Published on April 24, 2020 by Morgan Black  
Evans Jill
Professor Jill Evans has been an integral member of the Cumberland faculty since she joined us in 1994. Beginning in the fall 2020 semester, she will assume an additional role as the associate dean of academic programs.
 
A graduate of Northwestern University’s School of Law, Northwestern’s Kellogg Graduate School of Management and the University of California-Irvine, Evans’ primary teaching interests include torts, environmental law and business law. Recently, she also took over as the director of Cumberland’s International Program.
 
Learn more about Professor Evans:
 
What positive changes have you seen since you began teaching at Cumberland?
The law school has always been student-centered. Both faculty and staff were and remain committed to ensuring the student classroom experience is one that encourages learning and that faculty are available outside of class for additional help. That focus has expanded to include adding additional academic support resources that are designed to facilitate success while in law school and also success on the bar exam. Our Career Development Office has also widened the scope of services and presentations they offer to students. Equally important, however, has been the growing effort to support student health and wellness, and other non-academic needs. Cumberland is both receptive to different ideas to enhance the student experience while in law school, and willing to experiment to find the right balance. 
 
What is your favorite activity outside of teaching law?

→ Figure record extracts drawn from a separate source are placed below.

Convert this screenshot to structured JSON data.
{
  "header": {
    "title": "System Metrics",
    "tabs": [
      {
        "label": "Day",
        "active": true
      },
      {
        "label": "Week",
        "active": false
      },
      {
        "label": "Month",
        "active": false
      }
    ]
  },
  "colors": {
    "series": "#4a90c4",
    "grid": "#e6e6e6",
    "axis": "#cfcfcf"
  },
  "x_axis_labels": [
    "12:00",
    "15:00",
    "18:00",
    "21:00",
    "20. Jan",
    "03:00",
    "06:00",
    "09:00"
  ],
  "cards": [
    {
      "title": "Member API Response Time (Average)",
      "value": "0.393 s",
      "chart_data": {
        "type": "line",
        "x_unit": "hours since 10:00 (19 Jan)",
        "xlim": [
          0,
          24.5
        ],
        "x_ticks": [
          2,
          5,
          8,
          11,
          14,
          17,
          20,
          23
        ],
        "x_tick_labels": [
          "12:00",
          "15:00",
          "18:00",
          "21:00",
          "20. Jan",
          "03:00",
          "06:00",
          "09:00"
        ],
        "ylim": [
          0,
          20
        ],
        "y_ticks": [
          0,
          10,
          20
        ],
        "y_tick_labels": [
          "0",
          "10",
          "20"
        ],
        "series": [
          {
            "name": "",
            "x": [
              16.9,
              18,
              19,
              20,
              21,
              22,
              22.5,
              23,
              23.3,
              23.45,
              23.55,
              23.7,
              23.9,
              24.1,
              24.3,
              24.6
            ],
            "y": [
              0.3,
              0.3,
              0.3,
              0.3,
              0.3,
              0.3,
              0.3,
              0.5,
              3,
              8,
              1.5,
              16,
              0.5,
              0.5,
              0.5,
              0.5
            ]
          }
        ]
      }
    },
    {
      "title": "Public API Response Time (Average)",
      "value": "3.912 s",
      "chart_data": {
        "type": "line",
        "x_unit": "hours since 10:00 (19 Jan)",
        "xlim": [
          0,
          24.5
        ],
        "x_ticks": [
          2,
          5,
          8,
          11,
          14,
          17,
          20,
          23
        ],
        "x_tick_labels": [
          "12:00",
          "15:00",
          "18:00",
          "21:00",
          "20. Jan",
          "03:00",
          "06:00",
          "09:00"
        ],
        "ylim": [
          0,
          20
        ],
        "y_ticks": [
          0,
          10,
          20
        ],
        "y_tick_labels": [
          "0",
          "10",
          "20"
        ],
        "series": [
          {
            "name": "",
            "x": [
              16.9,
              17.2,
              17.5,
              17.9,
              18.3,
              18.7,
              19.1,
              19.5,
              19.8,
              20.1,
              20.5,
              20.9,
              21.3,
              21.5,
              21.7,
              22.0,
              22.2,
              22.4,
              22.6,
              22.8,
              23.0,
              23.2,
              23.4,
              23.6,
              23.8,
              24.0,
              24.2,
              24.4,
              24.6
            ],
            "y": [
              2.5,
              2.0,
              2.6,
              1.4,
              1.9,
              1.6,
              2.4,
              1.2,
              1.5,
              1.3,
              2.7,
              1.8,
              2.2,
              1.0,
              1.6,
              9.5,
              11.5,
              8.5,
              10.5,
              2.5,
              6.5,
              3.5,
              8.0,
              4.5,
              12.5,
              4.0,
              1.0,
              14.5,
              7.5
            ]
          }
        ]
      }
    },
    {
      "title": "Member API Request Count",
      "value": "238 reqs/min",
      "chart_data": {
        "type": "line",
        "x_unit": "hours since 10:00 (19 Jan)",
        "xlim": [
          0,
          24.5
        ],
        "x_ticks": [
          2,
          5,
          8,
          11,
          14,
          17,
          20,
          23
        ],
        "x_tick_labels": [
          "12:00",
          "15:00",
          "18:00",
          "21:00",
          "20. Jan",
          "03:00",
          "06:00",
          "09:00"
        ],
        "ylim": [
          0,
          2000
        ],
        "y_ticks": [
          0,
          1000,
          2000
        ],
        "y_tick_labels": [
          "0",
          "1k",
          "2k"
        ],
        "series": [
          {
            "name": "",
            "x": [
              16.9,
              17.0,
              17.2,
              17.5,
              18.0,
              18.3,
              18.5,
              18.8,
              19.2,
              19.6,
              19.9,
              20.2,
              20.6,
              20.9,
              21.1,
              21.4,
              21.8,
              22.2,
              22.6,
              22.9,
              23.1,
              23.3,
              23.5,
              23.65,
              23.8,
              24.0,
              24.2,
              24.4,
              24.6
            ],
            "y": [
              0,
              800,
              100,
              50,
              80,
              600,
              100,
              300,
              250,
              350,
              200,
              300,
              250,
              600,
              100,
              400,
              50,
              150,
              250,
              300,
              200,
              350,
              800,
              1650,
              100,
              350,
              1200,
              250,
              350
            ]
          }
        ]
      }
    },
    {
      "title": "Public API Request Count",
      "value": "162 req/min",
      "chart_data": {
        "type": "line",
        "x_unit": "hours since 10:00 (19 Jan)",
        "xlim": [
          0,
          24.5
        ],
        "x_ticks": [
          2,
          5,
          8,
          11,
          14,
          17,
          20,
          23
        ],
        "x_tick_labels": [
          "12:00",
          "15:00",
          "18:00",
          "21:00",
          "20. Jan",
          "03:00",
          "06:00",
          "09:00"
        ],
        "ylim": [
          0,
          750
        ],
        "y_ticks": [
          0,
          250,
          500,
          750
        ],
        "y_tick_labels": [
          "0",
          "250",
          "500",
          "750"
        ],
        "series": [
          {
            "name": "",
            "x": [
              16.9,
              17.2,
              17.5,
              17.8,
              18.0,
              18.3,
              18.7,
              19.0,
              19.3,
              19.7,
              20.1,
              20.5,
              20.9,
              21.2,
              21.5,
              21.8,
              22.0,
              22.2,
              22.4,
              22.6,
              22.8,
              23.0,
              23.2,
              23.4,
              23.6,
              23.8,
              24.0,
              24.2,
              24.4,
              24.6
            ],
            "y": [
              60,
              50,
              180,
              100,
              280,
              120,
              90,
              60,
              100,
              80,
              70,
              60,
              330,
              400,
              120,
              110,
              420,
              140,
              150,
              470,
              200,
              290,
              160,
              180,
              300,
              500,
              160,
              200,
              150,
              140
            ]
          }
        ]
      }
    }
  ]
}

I love arts and crafts but, as I concluded in college, I was neither creative nor talented enough to be other than a starving artist. I still dabble as a stress-reliever and to provide a balance to work and family demands. It is a nice creative outlet. 
 
What research have you been conducting lately and why?
I have several different research threads in progress. My current research focus is on third party duties of care in tort law and that research encompasses several different areas where social changes may demand reconsideration of traditional tort obligations. I have a work-in-progress with a co-author on removal and have finished a the third, and last, in a series of articles on repose, although I am considering taking it in a slightly different direction. 
 
What is a favorite project you have worked on recently? 
I now have oversight of the Cambridge Study Abroad Program and have been pretty immersed in pulling the pieces together for next summer. We have made some changes that I hope will provide an even better experience for students in the program and I am pretty excited about the things we have planned. I have also secured larger space for our Children in Law study area which will support students with children. Current events have impacted the progress in cleaning and refurbishing the space, but I hope we will not be too far down on the list when university operations resume.
 
What is the best piece of advice you’ve been given and by whom?
There isn’t any one piece of advice that I can point to as the best. My father was frequently my go-to, but I’ve had great advice from different sources depending upon the context and the time. If I were to say which advice has served me the best across the board, it would probably be a version of the “be true to yourself” adage that floats through the ether. In my case it was actually, “never lie to yourself.” I do not recall the source but have found that examining the real reasons motivating an action I am contemplating or reaction I am having helps determine what I then do or whether I adjust my response. It has proven a valuable approach. 
 
What is your favorite part about working with law students?
Honestly just engaging with students from different backgrounds and with different perspectives and life experiences about some of the legal issues we face today. I enjoy our students both in and out of the classroom and consider myself fortunate to be at a school that values these relationships.
 
What do you look forward to in your new role come fall?
Hah! I should probably run away very fast. I hear it is a thankless role, but frankly it will be an opportunity to see the different demands placed on the law school that we, as professors, are not necessarily aware of or would be involved in.